Le jeune homme s'empare de ton croquis, le glisse dans un carnet, s'attarde sur une page. Tu entraperçois une lettre, tu détournes le regard. Ce ne sont pas tes affaires, ce ne le seront jamais. Tu ne dois pas te pencher trop près du précipice, car il ne possède aucun fond celui-là. Mais le danger t'a toujours attiré, c'est lui qui t'a rendu vivant aux yeux de la société fut un temps. Mais la guerre est fini, tu n'as plus besoin d'être vue du reste du monde. En fait, il t'arrive de vouloir être invisible. Toi, le vétéran trop grand pour pouvoir passer inaperçu dans les couloirs de l'école. Toi et ta voix trop grave pour être oubliée aussi tôt que ta silhouette a disparue.
L'homme assis face à toi referme son carnet avec une réplique qui te réchauffe le cœur. En a-t-il seulement conscience ? Lui, avec ses yeux clairs et son sourire stupidement chaleureux. A-t-il conscience de son effet sur le monde ? Sur toi...

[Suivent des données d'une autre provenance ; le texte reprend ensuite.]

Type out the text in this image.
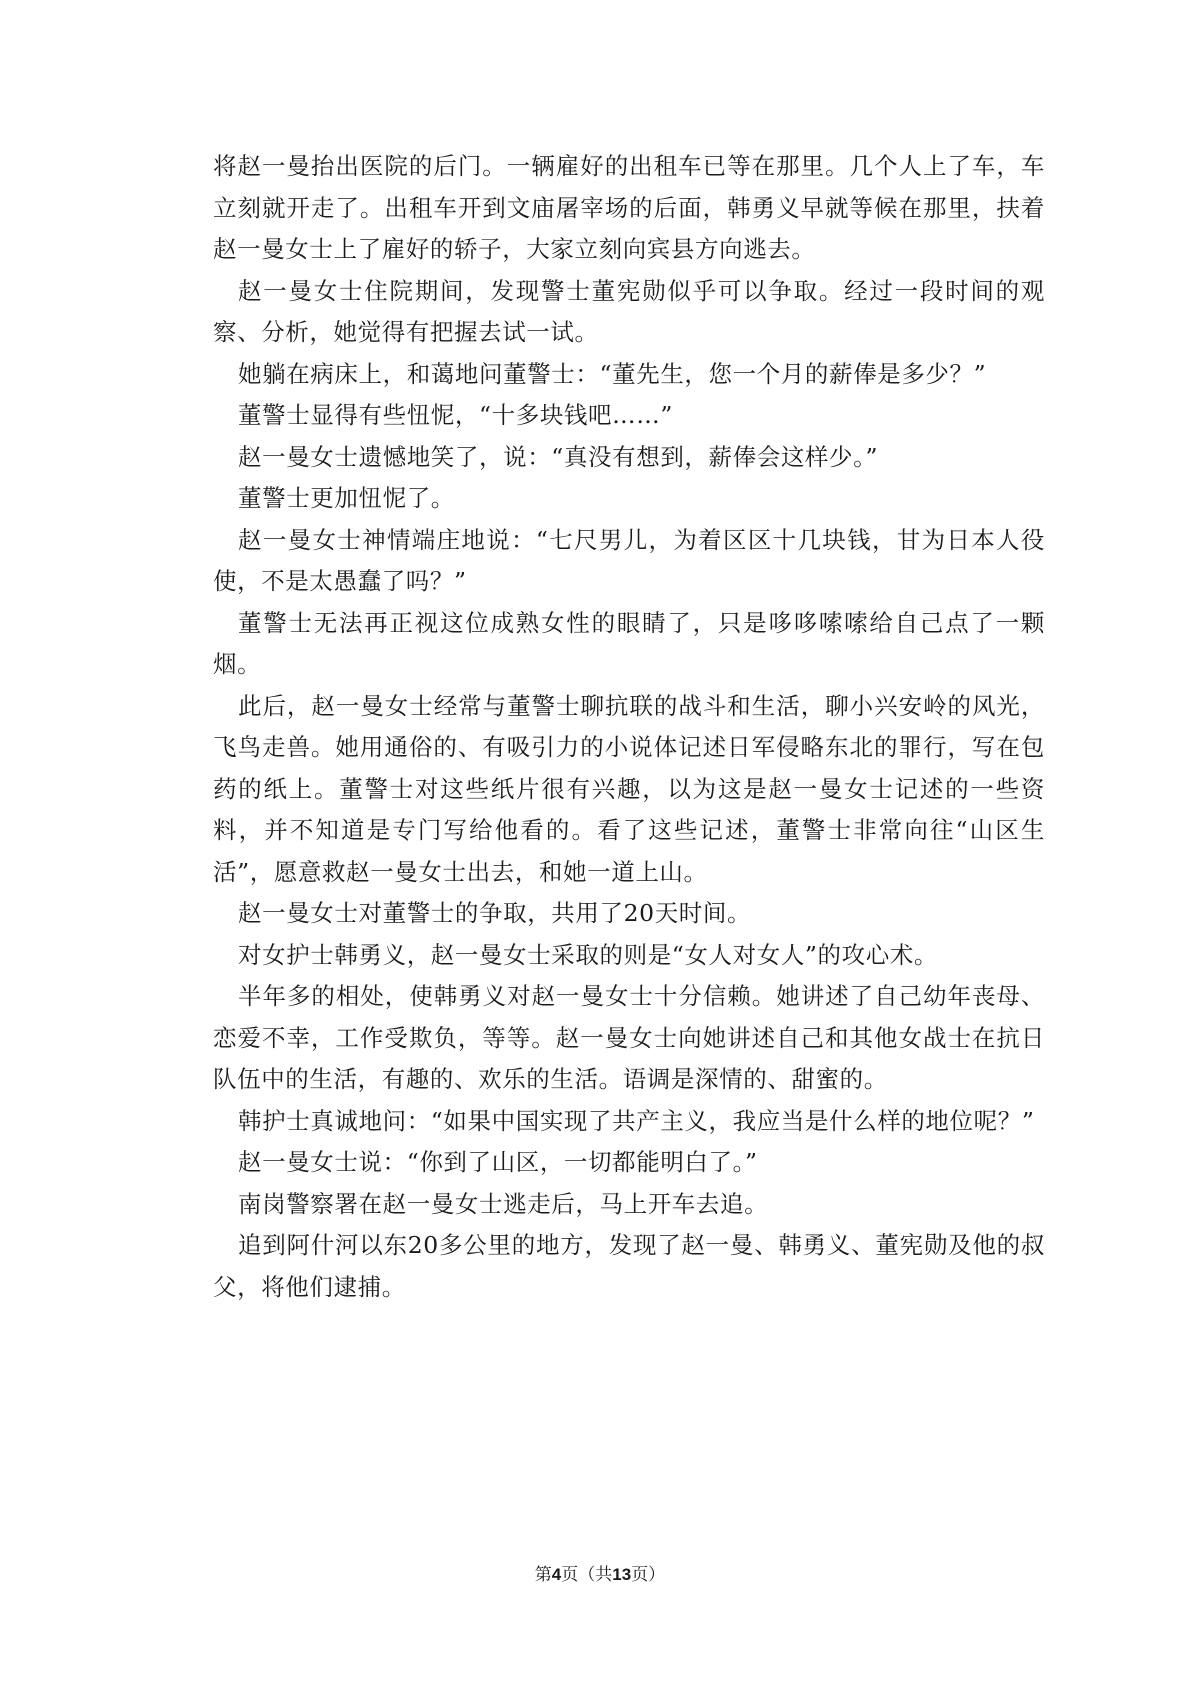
将赵一曼抬出医院的后门。一辆雇好的出租车已等在那里。几个人上了车，车立刻就开走了。出租车开到文庙屠宰场的后面，韩勇义早就等候在那里，扶着赵一曼女士上了雇好的轿子，大家立刻向宾县方向逃去。

赵一曼女士住院期间，发现警士董宪勋似乎可以争取。经过一段时间的观察、分析，她觉得有把握去试一试。

她躺在病床上，和蔼地问董警士：“董先生，您一个月的薪俸是多少？”

董警士显得有些忸怩，“十多块钱吧……”

赵一曼女士遗憾地笑了，说：“真没有想到，薪俸会这样少。”

董警士更加忸怩了。

赵一曼女士神情端庄地说：“七尺男儿，为着区区十几块钱，甘为日本人役使，不是太愚蠢了吗？”

董警士无法再正视这位成熟女性的眼睛了，只是哆哆嗦嗦给自己点了一颗烟。

此后，赵一曼女士经常与董警士聊抗联的战斗和生活，聊小兴安岭的风光，飞鸟走兽。她用通俗的、有吸引力的小说体记述日军侵略东北的罪行，写在包药的纸上。董警士对这些纸片很有兴趣，以为这是赵一曼女士记述的一些资料，并不知道是专门写给他看的。看了这些记述，董警士非常向往“山区生活”，愿意救赵一曼女士出去，和她一道上山。

赵一曼女士对董警士的争取，共用了20天时间。

对女护士韩勇义，赵一曼女士采取的则是“女人对女人”的攻心术。

半年多的相处，使韩勇义对赵一曼女士十分信赖。她讲述了自己幼年丧母、恋爱不幸，工作受欺负，等等。赵一曼女士向她讲述自己和其他女战士在抗日队伍中的生活，有趣的、欢乐的生活。语调是深情的、甜蜜的。

韩护士真诚地问：“如果中国实现了共产主义，我应当是什么样的地位呢？”

赵一曼女士说：“你到了山区，一切都能明白了。”

南岗警察署在赵一曼女士逃走后，马上开车去追。

追到阿什河以东20多公里的地方，发现了赵一曼、韩勇义、董宪勋及他的叔父，将他们逮捕。

第4页（共13页）
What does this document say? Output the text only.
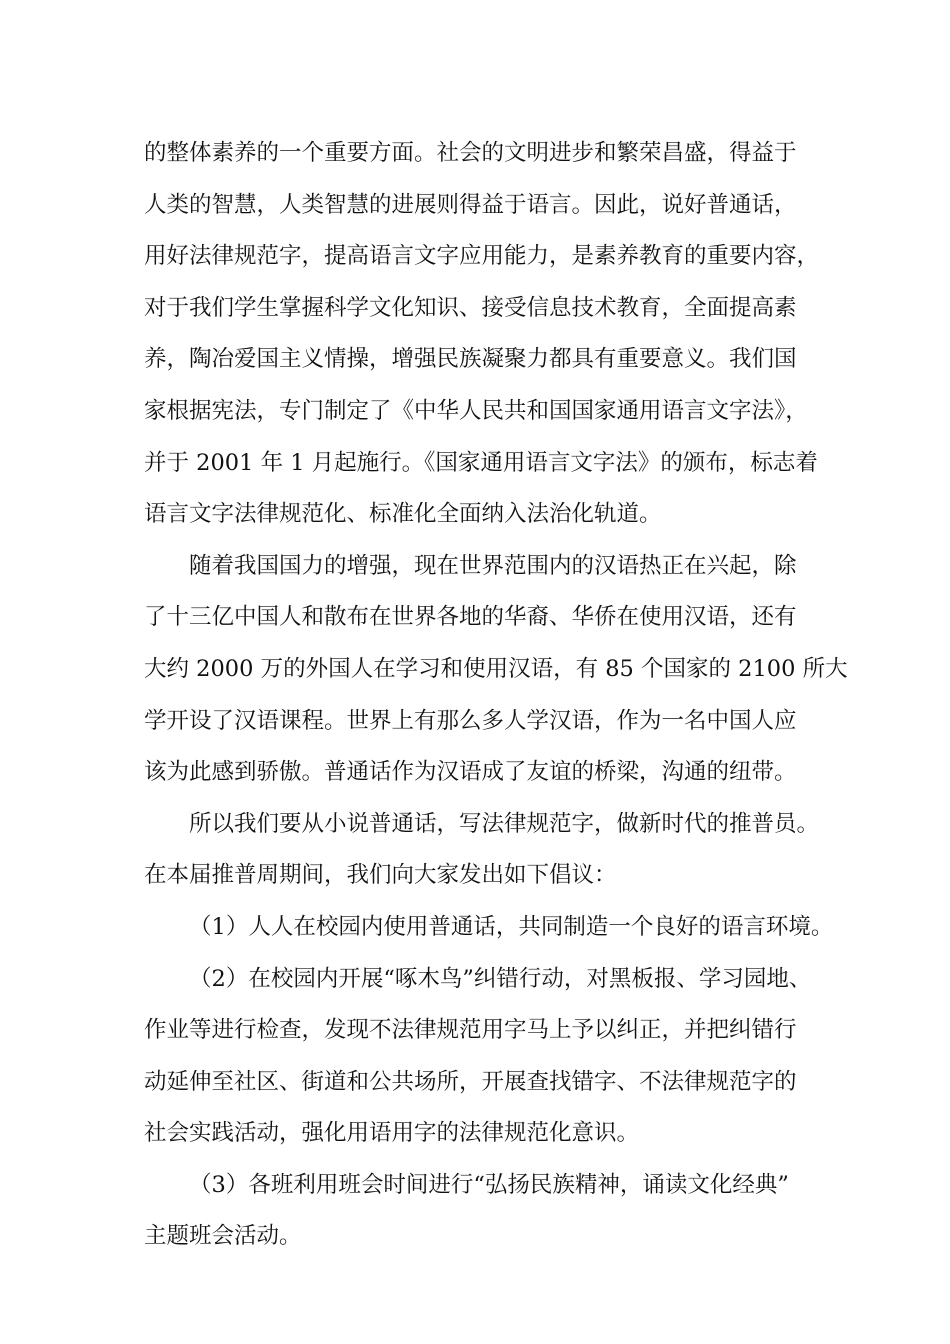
的整体素养的一个重要方面。社会的文明进步和繁荣昌盛，得益于

人类的智慧，人类智慧的进展则得益于语言。因此，说好普通话，

用好法律规范字，提高语言文字应用能力，是素养教育的重要内容，

对于我们学生掌握科学文化知识、接受信息技术教育，全面提高素

养，陶冶爱国主义情操，增强民族凝聚力都具有重要意义。我们国

家根据宪法，专门制定了《中华人民共和国国家通用语言文字法》，

并于 2001 年 1 月起施行。《国家通用语言文字法》的颁布，标志着

语言文字法律规范化、标准化全面纳入法治化轨道。

随着我国国力的增强，现在世界范围内的汉语热正在兴起，除

了十三亿中国人和散布在世界各地的华裔、华侨在使用汉语，还有

大约 2000 万的外国人在学习和使用汉语，有 85 个国家的 2100 所大

学开设了汉语课程。世界上有那么多人学汉语，作为一名中国人应

该为此感到骄傲。普通话作为汉语成了友谊的桥梁，沟通的纽带。

所以我们要从小说普通话，写法律规范字，做新时代的推普员。

在本届推普周期间，我们向大家发出如下倡议：

（1）人人在校园内使用普通话，共同制造一个良好的语言环境。

（2）在校园内开展“啄木鸟”纠错行动，对黑板报、学习园地、

作业等进行检查，发现不法律规范用字马上予以纠正，并把纠错行

动延伸至社区、街道和公共场所，开展查找错字、不法律规范字的

社会实践活动，强化用语用字的法律规范化意识。

（3）各班利用班会时间进行“弘扬民族精神，诵读文化经典”

主题班会活动。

Il s'enquiert de ton temps d'attente. Tu aimerais lui répondre qu'attendre encore quelques minutes ne t'aurait pas fait de mal. Ca t'aurait permis de te rendre compte que tout ça n'est pas une bonne idée, que tu n'as aucune prise sur ce que tu ressens et que c'est dangereux. Parce qu'un homme de ton âge, qui a vécu tout ça et qui se refuse à s'éprendre à nouveau de quelqu'un n'a pas les armes nécessaires pour appliquer sa volonté. T'es faible, comme avant. Comme toujours. Et Zackery, aussi gentil, aussi innocent, aussi bon soit-il, ne saura pas voir à quel point ta chute promet d'être dure et douloureuse. C'est comme lancer un homme du haut d'une tour sans parachute. Tu peux pas l'empêcher de s'écraser. C'est comme un cataclysme que tu vois au loin. Tu l'observes et tu es persuadé que tu pourras y échapper si tu te mets à courir tout de suite. Mais tu bouges pas. Tu regardes les courbes du vent et les maisons s'envoler, tu regardes le monde se détruire. Et tu bouges pas. Persuadé que tu y arriveras quand même. C'est l'espoir futile, celui qui te précipite dans le gouffre. Zackery est un gouffre et regarder ailleurs ne t'empêchera pas d'y sombrer.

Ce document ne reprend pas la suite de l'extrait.